Buntut Kasus Pelecehan, Pemprov DKI Pertimbangkan Angkot Khusus Perempuan
ILUSTRASI ANTARA

Bagikan:

JAKARTA - Kepala Dinas Perhubungan DKI Jakarta Syafrin Liputo menyebut pihaknya tengah mempertimbangkan sejumlah upaya pencegahan pelecehan seksual di angkutan umum. Salah satunya dengan rencana pengadaan angkutan kota (angkot) khusus perempuan.

Hal ini dilakukan dalam merespons kasus dugaan pelecehan seksual di angkot beberapa waktu lalu.

"Dishub DKI Jakarta akan membuat regulasi komprehensive untuk angkot dan transportasi publik di Jakarta, antara lain mengkaji lebih lanjut ide terkait angkot atau mikrotrans khusus perempuan," kata Syafrin kepada wartawan, Rabu, 13 Juli.

Selain itu, Syafrin juga mewajibkan setiap transportasi umum di Jakarta untuk memasang stiker yang menampilkan nomor darurat sebagai aduan pelecehan, 112, di tempat yang terlihat jelas oleh seluruh penumpang.

Pemprov DKI juga akan menyempurnakan SOP yang ada saat ini terkait penanganan keadaan darurat, untuk menyesuaikan dengan kebutuhan pencegahan dan penanganan kejadian pelecehan, dengan mengutamakan perlindungan korban.

"Kami memastikan seluruh pengemudi, staff station, atau petugas transportasi publik memahami SOP masing-masing melalui sosialisasi, pendidikan, serta pelatihan," ujarnya.

Rencana lainnya, Pemprov DKI akan memanfaatkan teknologi dengan pemasangan CCTV dan sistim tiketing berbasis face recognition. Namun, hal ini masih akan dikaji lebih lanjut.

Sebelumnya, Dishub DKI Jakarta merecanakan adanya pemisahan kursi penumpang angkot pria dan wanita. Direncanakan, penumpang pria akan duduk di deretan kursi sebelah kanan dengan kapasitas enam orang dan penumpang perempuan akan duduk di sebelah kiri dengan kapasitas empat orang.
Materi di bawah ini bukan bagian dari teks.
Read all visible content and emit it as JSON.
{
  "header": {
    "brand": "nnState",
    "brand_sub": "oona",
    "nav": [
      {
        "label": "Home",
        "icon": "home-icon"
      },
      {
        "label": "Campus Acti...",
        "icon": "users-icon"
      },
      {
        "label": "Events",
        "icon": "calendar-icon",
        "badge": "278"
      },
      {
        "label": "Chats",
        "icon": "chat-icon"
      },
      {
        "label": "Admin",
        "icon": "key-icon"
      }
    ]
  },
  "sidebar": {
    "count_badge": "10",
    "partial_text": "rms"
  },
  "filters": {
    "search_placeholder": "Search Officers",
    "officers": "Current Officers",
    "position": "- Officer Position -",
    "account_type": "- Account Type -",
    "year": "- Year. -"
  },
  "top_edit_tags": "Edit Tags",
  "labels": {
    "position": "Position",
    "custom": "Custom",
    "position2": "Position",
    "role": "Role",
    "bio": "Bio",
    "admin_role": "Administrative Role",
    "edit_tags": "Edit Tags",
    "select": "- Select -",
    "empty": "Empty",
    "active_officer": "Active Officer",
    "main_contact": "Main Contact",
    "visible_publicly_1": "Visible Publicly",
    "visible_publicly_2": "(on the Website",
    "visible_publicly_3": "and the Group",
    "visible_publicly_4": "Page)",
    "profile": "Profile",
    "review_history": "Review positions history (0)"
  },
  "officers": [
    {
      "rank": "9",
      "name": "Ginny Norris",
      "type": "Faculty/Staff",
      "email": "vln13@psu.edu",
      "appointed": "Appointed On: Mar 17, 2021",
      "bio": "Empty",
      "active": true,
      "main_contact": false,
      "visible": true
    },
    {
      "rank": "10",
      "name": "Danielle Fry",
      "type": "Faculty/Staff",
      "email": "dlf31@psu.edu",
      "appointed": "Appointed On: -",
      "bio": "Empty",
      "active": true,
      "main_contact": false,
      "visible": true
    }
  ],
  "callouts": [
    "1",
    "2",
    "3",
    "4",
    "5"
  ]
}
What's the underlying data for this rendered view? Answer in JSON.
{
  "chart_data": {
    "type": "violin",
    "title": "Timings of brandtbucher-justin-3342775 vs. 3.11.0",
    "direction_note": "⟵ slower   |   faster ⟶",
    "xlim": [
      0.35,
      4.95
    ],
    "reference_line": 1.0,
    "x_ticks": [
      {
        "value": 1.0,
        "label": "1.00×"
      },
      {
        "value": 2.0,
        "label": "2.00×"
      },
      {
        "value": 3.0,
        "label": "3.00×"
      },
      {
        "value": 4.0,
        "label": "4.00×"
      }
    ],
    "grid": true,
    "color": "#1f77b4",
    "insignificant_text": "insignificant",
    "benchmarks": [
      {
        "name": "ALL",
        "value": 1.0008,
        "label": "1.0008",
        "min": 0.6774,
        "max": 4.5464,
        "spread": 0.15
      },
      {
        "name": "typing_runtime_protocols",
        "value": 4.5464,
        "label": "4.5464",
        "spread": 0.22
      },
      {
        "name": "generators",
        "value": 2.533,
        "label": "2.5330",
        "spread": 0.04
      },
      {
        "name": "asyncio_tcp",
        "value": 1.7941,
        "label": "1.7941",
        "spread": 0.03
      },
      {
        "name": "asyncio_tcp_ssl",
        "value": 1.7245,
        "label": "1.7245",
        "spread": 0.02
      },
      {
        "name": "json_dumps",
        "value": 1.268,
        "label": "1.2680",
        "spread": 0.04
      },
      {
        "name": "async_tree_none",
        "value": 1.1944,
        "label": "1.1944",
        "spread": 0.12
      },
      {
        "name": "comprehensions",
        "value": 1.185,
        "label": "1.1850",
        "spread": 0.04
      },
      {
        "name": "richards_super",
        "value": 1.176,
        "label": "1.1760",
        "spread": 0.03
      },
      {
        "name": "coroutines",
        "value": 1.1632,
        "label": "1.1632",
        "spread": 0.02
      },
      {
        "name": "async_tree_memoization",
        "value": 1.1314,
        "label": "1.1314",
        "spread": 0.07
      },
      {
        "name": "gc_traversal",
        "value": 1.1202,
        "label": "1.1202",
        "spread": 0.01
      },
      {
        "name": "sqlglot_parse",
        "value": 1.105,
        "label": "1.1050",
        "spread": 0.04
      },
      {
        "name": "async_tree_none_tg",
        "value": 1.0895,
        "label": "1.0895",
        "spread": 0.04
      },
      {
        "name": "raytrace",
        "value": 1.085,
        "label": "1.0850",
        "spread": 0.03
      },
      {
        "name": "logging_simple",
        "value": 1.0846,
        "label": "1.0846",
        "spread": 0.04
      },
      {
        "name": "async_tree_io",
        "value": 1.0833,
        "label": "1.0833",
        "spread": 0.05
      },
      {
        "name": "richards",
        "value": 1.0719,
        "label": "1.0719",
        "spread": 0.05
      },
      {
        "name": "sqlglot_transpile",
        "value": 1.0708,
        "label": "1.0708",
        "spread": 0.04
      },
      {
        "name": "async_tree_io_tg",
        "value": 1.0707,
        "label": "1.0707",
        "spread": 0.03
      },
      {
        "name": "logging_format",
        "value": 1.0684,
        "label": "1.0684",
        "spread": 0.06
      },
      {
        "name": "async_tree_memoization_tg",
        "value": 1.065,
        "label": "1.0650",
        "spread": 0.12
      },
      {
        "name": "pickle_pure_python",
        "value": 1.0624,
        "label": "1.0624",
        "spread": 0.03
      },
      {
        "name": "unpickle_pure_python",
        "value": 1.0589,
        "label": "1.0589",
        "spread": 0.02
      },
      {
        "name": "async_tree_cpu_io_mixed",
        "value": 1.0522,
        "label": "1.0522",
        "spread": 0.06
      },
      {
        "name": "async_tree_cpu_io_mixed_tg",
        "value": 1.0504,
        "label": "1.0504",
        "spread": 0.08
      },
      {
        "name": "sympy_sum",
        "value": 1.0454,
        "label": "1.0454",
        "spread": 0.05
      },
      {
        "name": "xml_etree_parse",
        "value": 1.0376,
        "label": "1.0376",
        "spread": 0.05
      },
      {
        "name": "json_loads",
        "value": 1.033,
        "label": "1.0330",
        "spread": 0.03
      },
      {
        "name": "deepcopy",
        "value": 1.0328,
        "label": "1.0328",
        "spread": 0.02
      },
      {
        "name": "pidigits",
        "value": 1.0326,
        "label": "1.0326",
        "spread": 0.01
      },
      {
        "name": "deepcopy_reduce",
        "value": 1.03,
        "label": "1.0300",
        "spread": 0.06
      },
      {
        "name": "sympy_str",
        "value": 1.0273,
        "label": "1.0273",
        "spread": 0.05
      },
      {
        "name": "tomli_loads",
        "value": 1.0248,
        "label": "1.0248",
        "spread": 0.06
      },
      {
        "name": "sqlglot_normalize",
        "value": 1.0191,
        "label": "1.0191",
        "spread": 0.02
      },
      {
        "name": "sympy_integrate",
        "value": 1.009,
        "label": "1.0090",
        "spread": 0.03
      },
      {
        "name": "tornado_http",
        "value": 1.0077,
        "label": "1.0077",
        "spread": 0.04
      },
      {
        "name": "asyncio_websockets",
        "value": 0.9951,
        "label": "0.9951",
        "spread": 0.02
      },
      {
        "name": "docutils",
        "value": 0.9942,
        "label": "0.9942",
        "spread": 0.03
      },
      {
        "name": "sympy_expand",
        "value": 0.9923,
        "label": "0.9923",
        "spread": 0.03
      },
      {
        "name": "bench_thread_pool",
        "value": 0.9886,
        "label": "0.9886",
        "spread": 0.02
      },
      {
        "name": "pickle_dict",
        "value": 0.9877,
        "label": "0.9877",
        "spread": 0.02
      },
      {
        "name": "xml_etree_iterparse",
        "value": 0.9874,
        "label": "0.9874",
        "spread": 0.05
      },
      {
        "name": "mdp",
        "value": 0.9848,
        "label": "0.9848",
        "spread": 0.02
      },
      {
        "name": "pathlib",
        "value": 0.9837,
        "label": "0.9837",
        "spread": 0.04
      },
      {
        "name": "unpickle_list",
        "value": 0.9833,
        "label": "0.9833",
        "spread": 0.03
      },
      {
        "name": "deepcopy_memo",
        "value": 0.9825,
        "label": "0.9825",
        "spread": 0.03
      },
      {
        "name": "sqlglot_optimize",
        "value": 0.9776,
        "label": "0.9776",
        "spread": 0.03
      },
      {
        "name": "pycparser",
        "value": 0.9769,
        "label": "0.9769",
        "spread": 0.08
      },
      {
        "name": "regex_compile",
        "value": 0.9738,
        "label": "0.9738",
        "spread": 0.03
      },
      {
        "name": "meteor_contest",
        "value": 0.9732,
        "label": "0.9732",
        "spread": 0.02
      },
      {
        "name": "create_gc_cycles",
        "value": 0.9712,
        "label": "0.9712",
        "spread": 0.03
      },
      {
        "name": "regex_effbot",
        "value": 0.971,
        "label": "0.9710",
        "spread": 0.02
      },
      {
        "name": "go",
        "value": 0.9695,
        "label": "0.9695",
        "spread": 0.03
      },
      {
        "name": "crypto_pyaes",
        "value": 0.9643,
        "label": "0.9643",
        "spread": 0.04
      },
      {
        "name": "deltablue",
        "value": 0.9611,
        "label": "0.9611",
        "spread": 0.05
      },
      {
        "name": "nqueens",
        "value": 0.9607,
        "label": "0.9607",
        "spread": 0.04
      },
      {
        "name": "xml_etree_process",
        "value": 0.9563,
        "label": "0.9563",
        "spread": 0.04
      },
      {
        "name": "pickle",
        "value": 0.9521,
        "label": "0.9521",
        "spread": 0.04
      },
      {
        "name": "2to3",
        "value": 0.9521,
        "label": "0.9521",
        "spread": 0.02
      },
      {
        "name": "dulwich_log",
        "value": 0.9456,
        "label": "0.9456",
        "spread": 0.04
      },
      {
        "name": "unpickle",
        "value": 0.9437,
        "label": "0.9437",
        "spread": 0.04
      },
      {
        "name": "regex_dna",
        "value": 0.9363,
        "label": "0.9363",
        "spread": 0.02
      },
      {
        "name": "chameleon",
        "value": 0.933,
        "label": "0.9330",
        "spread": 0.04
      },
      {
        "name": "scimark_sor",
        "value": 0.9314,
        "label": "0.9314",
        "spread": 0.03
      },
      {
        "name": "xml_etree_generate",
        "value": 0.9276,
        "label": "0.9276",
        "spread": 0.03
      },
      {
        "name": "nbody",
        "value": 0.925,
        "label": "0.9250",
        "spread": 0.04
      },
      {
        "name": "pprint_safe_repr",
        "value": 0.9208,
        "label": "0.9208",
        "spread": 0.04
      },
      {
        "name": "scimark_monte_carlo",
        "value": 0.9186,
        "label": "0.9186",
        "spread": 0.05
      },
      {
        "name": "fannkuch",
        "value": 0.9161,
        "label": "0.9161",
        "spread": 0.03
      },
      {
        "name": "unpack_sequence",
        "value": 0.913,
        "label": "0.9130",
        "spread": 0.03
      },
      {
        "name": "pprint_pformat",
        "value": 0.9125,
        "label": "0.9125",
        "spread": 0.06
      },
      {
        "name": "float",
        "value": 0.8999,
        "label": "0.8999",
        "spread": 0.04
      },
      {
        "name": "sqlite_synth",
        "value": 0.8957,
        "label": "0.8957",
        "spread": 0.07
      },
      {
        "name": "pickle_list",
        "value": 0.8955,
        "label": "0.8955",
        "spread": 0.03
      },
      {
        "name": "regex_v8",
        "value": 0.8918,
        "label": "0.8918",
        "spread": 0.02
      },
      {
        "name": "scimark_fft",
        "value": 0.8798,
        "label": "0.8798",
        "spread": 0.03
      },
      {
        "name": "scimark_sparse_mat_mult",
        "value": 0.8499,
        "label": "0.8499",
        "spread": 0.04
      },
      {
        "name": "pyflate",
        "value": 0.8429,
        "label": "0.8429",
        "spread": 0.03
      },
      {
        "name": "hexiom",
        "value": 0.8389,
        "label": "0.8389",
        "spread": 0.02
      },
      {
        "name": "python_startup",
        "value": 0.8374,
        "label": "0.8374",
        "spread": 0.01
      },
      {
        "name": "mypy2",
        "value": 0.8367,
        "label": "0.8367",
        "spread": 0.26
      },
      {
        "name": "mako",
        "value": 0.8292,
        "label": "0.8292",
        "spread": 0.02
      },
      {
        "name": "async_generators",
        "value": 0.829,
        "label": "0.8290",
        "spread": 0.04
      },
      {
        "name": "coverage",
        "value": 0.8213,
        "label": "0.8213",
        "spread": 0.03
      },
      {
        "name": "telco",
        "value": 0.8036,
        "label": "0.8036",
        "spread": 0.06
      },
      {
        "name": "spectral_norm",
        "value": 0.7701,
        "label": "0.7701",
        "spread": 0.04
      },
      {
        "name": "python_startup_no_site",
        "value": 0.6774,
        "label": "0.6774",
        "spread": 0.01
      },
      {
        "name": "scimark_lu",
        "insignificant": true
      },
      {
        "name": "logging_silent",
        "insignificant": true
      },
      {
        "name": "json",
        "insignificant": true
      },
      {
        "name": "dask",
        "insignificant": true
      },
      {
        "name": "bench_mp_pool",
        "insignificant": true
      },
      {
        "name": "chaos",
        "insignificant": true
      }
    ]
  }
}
Pemisahan kursi penumpang yang berbeda jenis kelamin ini muncul usai kasus pelecehan seksual pada angkot jurusan M-44 rute Tebet-Kuningan yang viral beberapa waktu lalu. Ternyata, rencana ini menuai kritikan dari sejumlah pihak dan Dishub akhirnya membatalkan rencana tersebut.